Think of it like this. Think of it like letting the HUD decide what to do for you. If you’re running the PokerTracker, and it says a guy is raising 30 percent of the time preflop, that’s a cue that says you need to reraise more often. If the guy to your left is folding his big blind 95 percent of the time, you need to be raising six-seven offsuit on the button. See, you’re not raising six-seven offsuit on the button because you want to, you’re raising it because the HUD told you that you’re supposed to. It’s there to tell you want to do. Anytime you cross, or go against the PokerTracker, you’re probably going to receive some kind of pain. If you decide to raise into a guy with a 40-point gap that only folds his big blind 20 percent of the time, don’t be surprised when he calls out of the big blind. You’re able to justify everything you do based on their numbers.

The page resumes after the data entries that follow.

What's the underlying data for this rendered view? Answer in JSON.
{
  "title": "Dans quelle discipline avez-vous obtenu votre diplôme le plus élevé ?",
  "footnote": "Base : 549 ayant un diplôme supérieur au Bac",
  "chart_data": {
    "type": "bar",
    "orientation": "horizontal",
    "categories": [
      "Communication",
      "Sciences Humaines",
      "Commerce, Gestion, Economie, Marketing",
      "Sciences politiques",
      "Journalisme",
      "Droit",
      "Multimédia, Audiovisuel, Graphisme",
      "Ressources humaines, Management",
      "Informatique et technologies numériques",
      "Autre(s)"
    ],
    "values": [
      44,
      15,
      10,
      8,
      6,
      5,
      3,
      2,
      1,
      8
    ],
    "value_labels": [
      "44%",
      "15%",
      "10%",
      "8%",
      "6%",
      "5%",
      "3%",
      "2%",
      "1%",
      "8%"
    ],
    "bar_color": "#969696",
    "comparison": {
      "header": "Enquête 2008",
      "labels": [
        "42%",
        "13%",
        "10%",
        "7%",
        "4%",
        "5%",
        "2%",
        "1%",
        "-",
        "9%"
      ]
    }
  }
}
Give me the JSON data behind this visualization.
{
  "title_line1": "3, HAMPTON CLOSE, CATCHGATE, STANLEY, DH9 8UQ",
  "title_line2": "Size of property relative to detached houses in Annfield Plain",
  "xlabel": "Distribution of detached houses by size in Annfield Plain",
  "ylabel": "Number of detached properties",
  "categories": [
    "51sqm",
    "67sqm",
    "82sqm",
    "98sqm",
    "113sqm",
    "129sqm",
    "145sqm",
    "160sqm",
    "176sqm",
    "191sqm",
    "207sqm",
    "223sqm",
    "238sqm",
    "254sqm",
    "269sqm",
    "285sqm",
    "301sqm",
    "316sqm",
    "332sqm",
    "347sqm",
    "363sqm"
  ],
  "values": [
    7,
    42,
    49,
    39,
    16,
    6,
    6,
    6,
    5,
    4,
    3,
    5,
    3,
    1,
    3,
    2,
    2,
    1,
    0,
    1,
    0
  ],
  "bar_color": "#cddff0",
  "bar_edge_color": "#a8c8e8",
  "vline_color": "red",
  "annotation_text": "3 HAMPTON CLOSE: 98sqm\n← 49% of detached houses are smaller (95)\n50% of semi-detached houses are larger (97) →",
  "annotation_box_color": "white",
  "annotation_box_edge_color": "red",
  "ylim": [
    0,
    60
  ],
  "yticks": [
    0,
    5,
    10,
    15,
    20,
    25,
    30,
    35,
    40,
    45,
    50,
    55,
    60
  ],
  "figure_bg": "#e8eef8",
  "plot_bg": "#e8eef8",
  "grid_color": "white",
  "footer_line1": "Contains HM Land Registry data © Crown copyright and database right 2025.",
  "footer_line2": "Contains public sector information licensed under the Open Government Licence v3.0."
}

Now, I must put in a stipulation. A lot of what I do and a lot of what I teach is in relation to their chip stack. For example, a stack of 15 to 20 big blinds is the ideal reraise all-in stack. So, I’m going to look to reraise all in between those chip parameters more or less on other players’ numbers. Not only do I need loose PokerTrack numbers on someone, but I also need an amicable stack that is appropriate. A lot of the plays you can and can’t make are determined by the numbers, but also in relation to your and their chip stack. You need to know what to do when you have 14 blinds, 18 blinds. What happens when you get up to 29 blinds? What if you have 50 blinds and your opponent has 30 blinds? How you and your opponent are stacked up along with the PokerTracker numbers affect your decisions.